With this book, Joseph Kerman establishes the place of music study firmly in the mainstream of modern intellectual history. He treats not only the study of the history of Western art music--with which musicology is traditionally equated--but also sometimes vexed relations between music history and other fields: music theory and analysis, ethnomusicology, and music criticism.
Kerman sees and applauds a change in the study of music toward a critical orientation. As examples, he presents fascinating vignettes of Bach research in the 1950s and Beethoven studies in the 1960s. He sketches the work of prominent scholars and theorists: Thurston Dart, Charles Rosen, Leonard B. Meyer, Heinrich Schenker, Milton Babbit, and many others. And he comments on such various subjects as the amazing absorption of Stephen Foster's songs into the canons of "black" music, the new intensity of Verdi research, controversies about performance on historical instruments, and the merits and demerits of The New Grove Dictionary of Music and Musicians.
Contemplating Music is filled with wisdom and trenchant commentary. It will spark controversy among musicologists of all stripes and will give many musicians and amateurs an entirely new perspective on the world of music.
Joseph Wilfred Kerman -- born Zukerman -- (1924 - 2014) was an American critic and musicologist. One of the leading musicologists of his generation, his 1985 book Contemplating Music: Challenges to Musicology (published in the UK as Musicology) was described by Philip Brett in The Grove Dictionary of Music and Musicians as "a defining moment in the field." He was Professor Emeritus of Musicology at the University of California, Berkeley.
Not a book for the casual reader, but an important one. Contemplating Music is the very book that set the stage for how musicology is taught at the collegiate level in our times. Kerman's philosophies are slightly flawed in some areas, only because this book is an exploratory piece in how we were to move forward. Reading this book helps one who is studying music comprehend why our understanding of ancient music and all that came after stands where it does. If it is a field you hold interest in, I do recommend reading Contemplating Music.

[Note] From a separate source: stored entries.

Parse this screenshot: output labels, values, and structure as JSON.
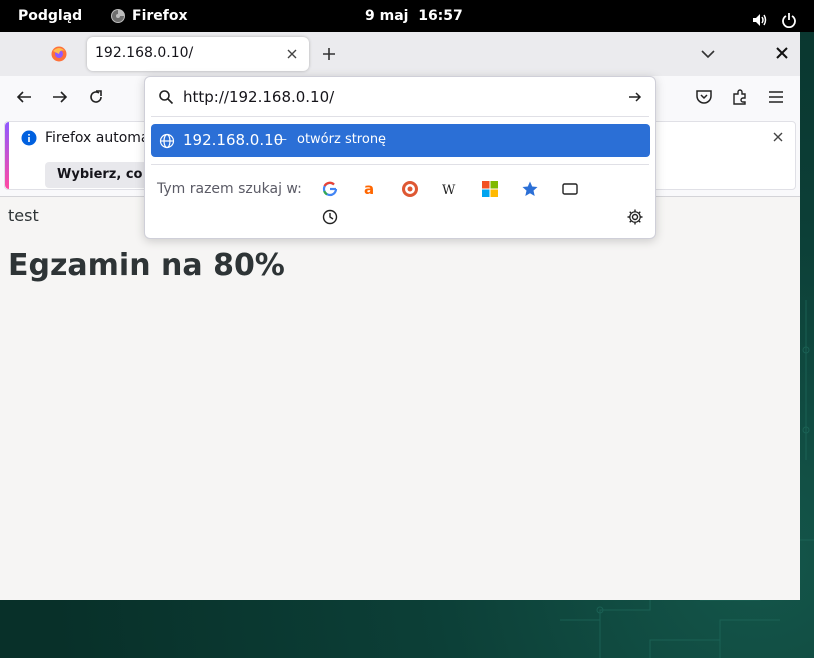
{
  "topbar": {
    "activities": "Podgląd",
    "app_name": "Firefox",
    "date": "9 maj",
    "time": "16:57"
  },
  "tabs": {
    "active_title": "192.168.0.10/"
  },
  "notification": {
    "text": "Firefox automat",
    "button_label": "Wybierz, co ud"
  },
  "page": {
    "text": "test",
    "heading": "Egzamin na 80%"
  },
  "urlbar": {
    "value": "http://192.168.0.10/",
    "result_url": "192.168.0.10",
    "result_separator": "—",
    "result_action": "otwórz stronę",
    "search_with_label": "Tym razem szukaj w:"
  },
  "colors": {
    "accent": "#2b6fd6",
    "topbar": "#000000",
    "desktop": "#0c3f37"
  },
  "icons": {
    "engines": [
      "google-icon",
      "amazon-icon",
      "duckduckgo-icon",
      "wikipedia-icon",
      "windows-icon",
      "bookmarks-star-icon",
      "tabs-icon"
    ],
    "history": "history-icon",
    "settings": "gear-icon"
  }
}
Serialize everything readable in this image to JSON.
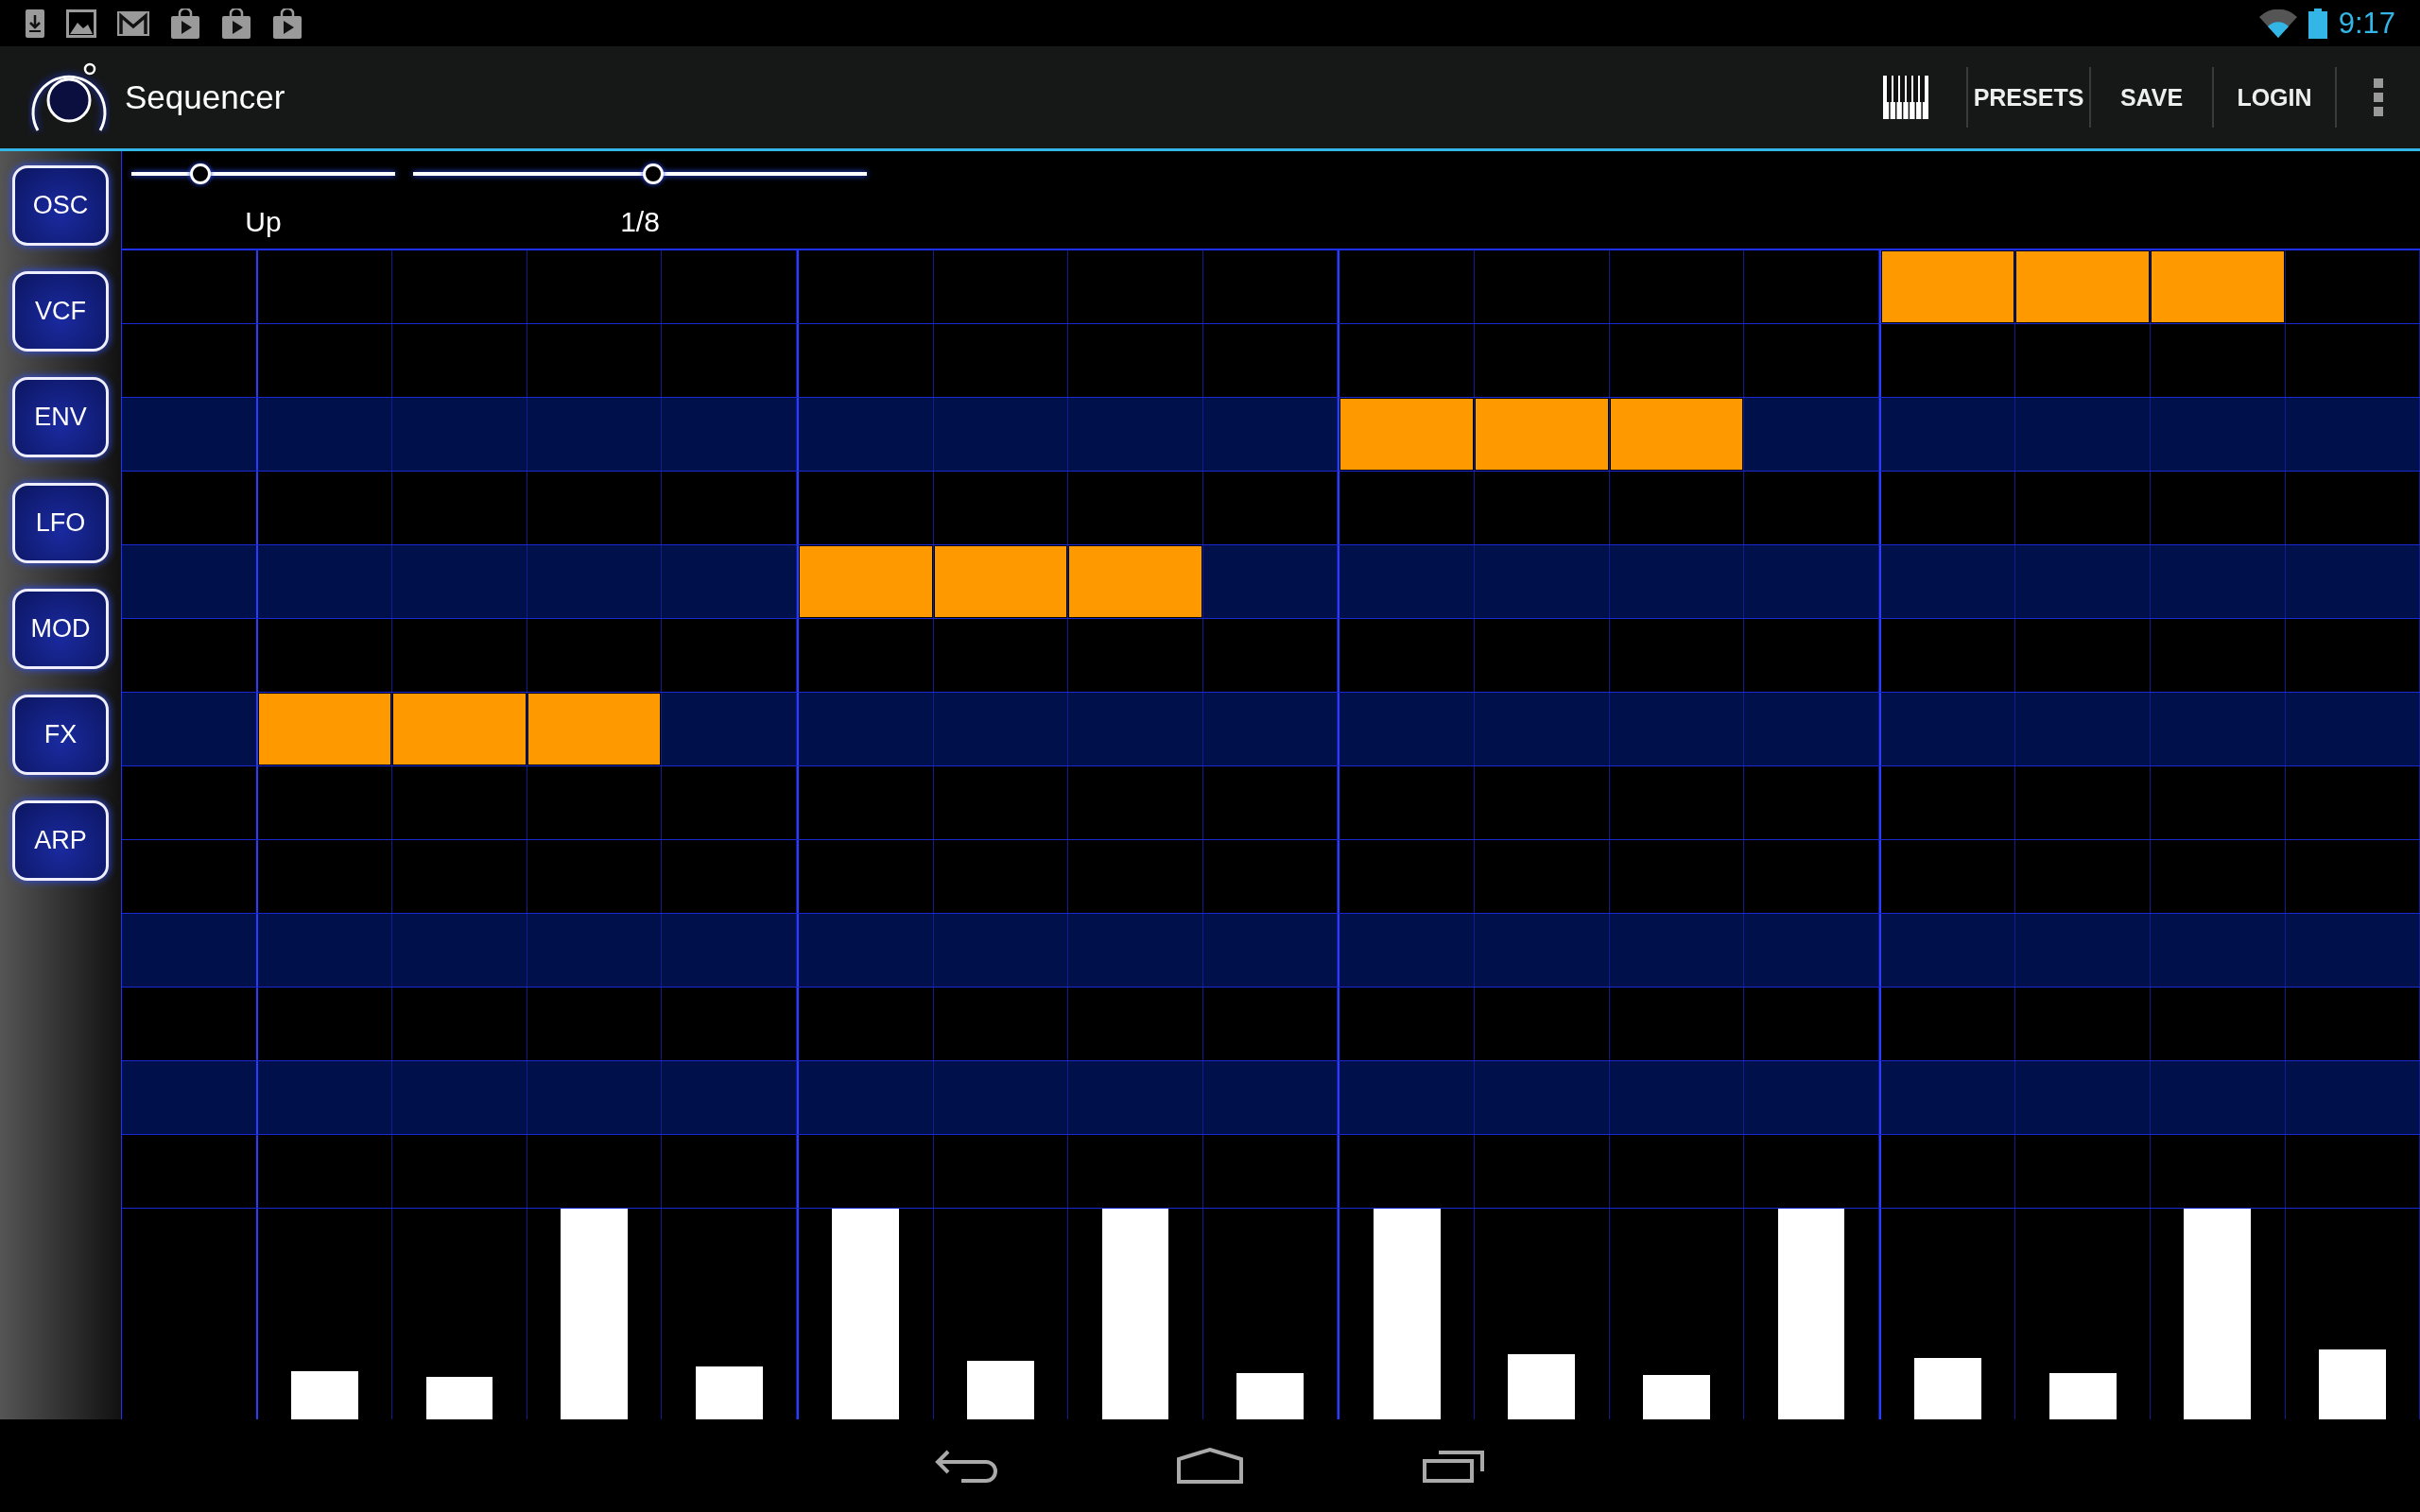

Reader beware: not a very captivating read in any sense. This book is written in very technical terms by a professor, to other leading members of musicology. Also note, much of the book is filled with name dropping and discussions on the research of others. You need not know who these people are necessarily to absorb the themes Kerman pens, but know that there is a lot of sifting of information required here.
Don't be fooled by the arid title and hideous cover, or put off by the admittedly frightening term musicology. (It's still a less offensive word than wedges.) If you know nothing about classical music history or criticism, yes, this will be a dense foray. But it will still be pleasant reading. It received a glowing review from the New York Review of Books, which indicates accessibility for the nonspecialist reader. Kerman has become one of my favorite writers on music, with a style not only coherent but vivid and imaginative. A few months ago I had never heard of him. Now, I want to read everything he ever wrote.
Samples:
"...a dictionary, even the best dictionary, is essentially just another trophy of positivism."
"[Babbitt's] writing of the 1950s had developed into a strange amalgam. Conjoined with a fanatical scientism, a search for quasi-logical precision of reference which tortured his syntax into increasingly Jamesian spirals for very un-Jamesian ends, there was an undertone of distress, even rage, erupting into repeated assaults and innuendos directed against various predictable targets."
Although more than 20 years old, Kerman's analysis of the field remains depressingly accurate. And even when he's not on-target, Kerman is always articulate and provocative.